- Born: 18 January 1931 Bærum, Norway
- Died: 4 January 1992 (aged 60) Bærum
- Occupations: Playwright Non-fiction writer Publisher
- Spouse: Kari Simonsen
- Children: Herman Cappelen
- Relatives: Erling Wikborg (father-in-law) Sofie Cappelen (granddaughter)

= Peder Wright Cappelen =

Norwegian writer and publisher (1931–1992)

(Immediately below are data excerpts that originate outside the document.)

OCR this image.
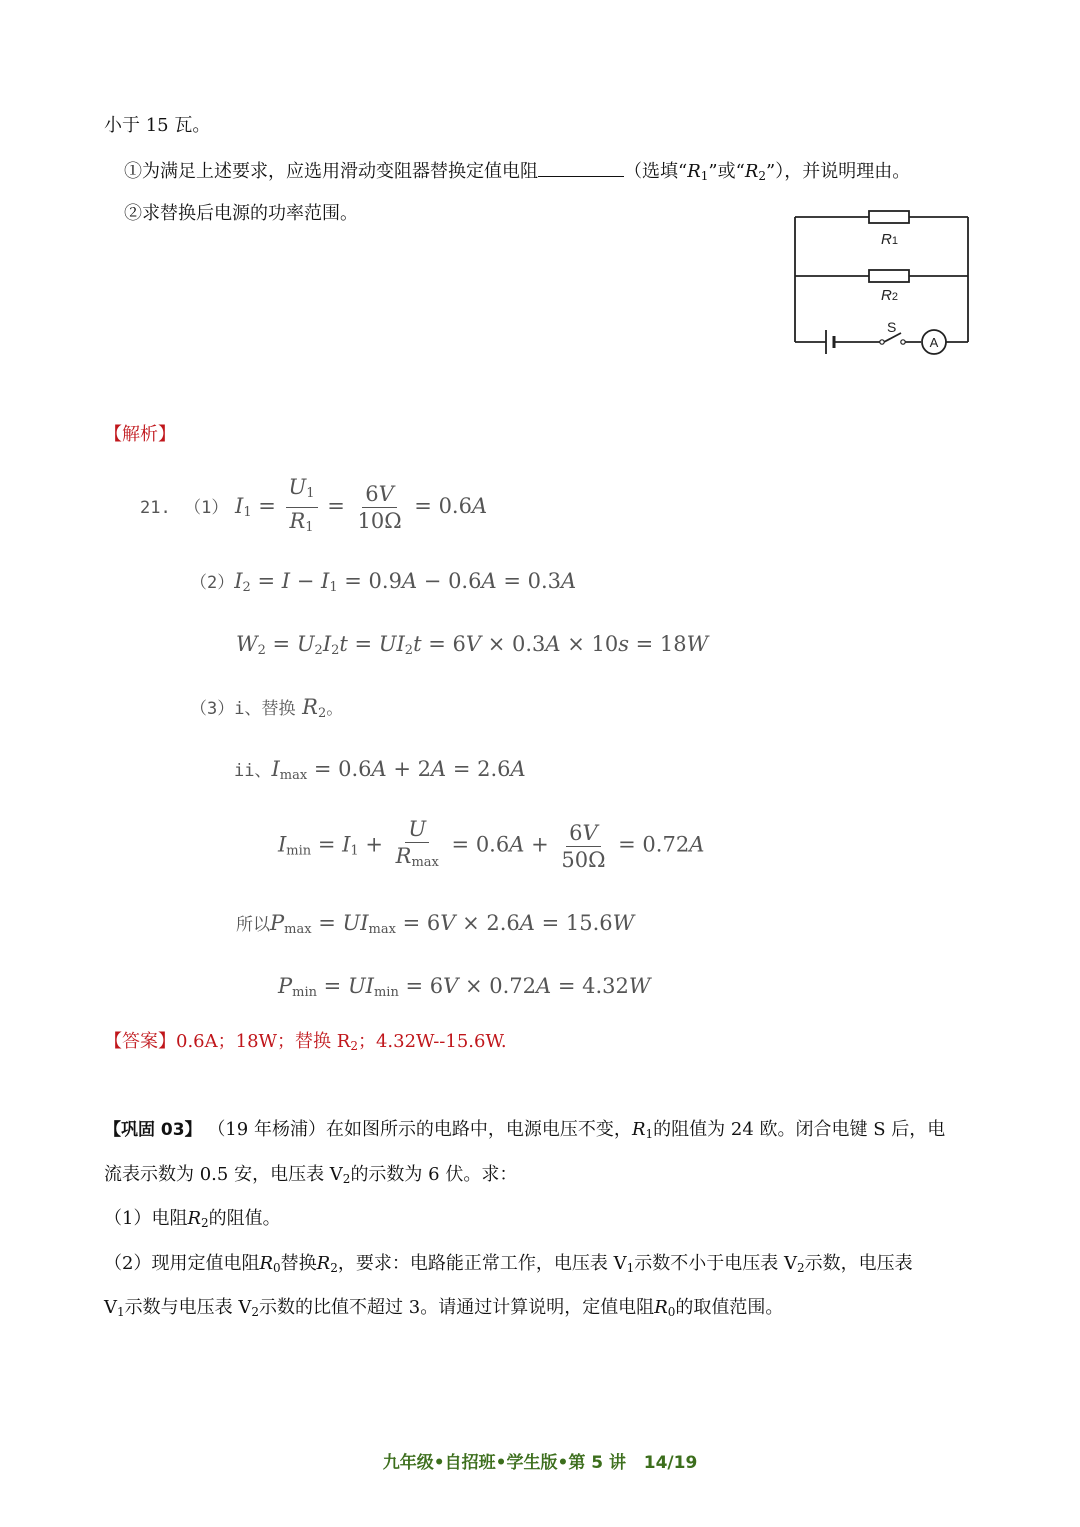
小于 15 瓦。
①为满足上述要求，应选用滑动变阻器替换定值电阻	（选填“$R_1$”或“$R_2$”），并说明理由。
②求替换后电源的功率范围。
R1
R2
S
A
【解析】
21. （1） $I_1 = \frac{U_1}{R_1} = \frac{6V}{10\Omega} = 0.6A$
$(2)I_2 = I - I_1 = 0.9A - 0.6A = 0.3A$
$W_2 = U_2I_2t = UI_2t = 6V \times 0.3A \times 10s = 18W$
（3）i、替换 $R_2$。
ii、$I_{max} = 0.6A + 2A = 2.6A$
$I_{min} = I_1 + \frac{U}{R_{max}} = 0.6A + \frac{6V}{50\Omega} = 0.72A$
所以$P_{max} = UI_{max} = 6V \times 2.6A = 15.6W$
$P_{min} = UI_{min} = 6V \times 0.72A = 4.32W$
【答案】0.6A；18W；替换 $R_2$；4.32W--15.6W.
【巩固 03】 （19 年杨浦）在如图所示的电路中，电源电压不变，$R_1$的阻值为 24 欧。闭合电键 S 后，电
流表示数为 0.5 安，电压表 $V_2$的示数为 6 伏。求：
（1）电阻$R_2$的阻值。
（2）现用定值电阻$R_0$替换$R_2$，要求：电路能正常工作，电压表 $V_1$示数不小于电压表 $V_2$示数，电压表
$V_1$示数与电压表 $V_2$示数的比值不超过 3。请通过计算说明，定值电阻$R_0$的取值范围。
九年级•自招班•学生版•第 5 讲 14/19
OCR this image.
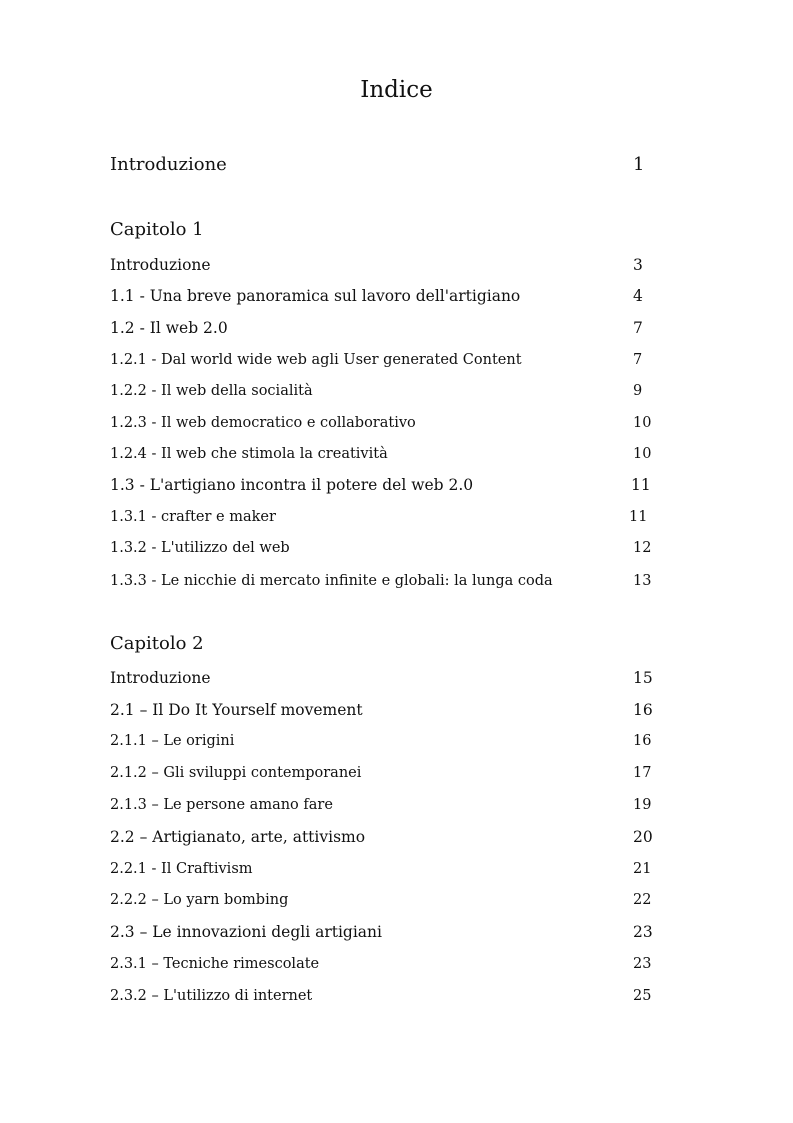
Indice
Introduzione	1
Capitolo 1
Introduzione	3
1.1 - Una breve panoramica sul lavoro dell'artigiano	4
1.2 - Il web 2.0	7
1.2.1 - Dal world wide web agli User generated Content	7
1.2.2 - Il web della socialità	9
1.2.3 - Il web democratico e collaborativo	10
1.2.4 - Il web che stimola la creatività	10
1.3 - L'artigiano incontra il potere del web 2.0	11
1.3.1 - crafter e maker	11
1.3.2 - L'utilizzo del web	12
1.3.3 - Le nicchie di mercato infinite e globali: la lunga coda	13
Capitolo 2
Introduzione	15
2.1 – Il Do It Yourself movement	16
2.1.1 – Le origini	16
2.1.2 – Gli sviluppi contemporanei	17
2.1.3 – Le persone amano fare	19
2.2 – Artigianato, arte, attivismo	20
2.2.1 - Il Craftivism	21
2.2.2 – Lo yarn bombing	22
2.3 – Le innovazioni degli artigiani	23
2.3.1 – Tecniche rimescolate	23
2.3.2 – L'utilizzo di internet	25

Peder Wright Cappelen (18 January 1931 - 4 January 1992) was a Norwegian playwright, non-fiction writer and publisher.

==Personal life==
Cappelen was born in Bærum to publisher Jørgen Wright Cappelen and Ragni Holm Johannessen. He was married first to art historian Tone Wikborg (daughter of Erling Wikborg), and from 1966 to actress Kari Simonsen.

==Career==
From 1958, Cappelen headed the publishing house Helge Erichsens Forlag, which published Kjell Aukrust's and Marcel Proust's books.

Cappelen's books include Eventyret ute (1960), Alene med vidda (1964), and three books illustrated by Jens Johannessen, Høstblad (1976), Fugl i vår (1979) and Sommerfabel, fra Vidda til Skagen (1983). He has written plays inspired by fairytales, historical plays and plays for children.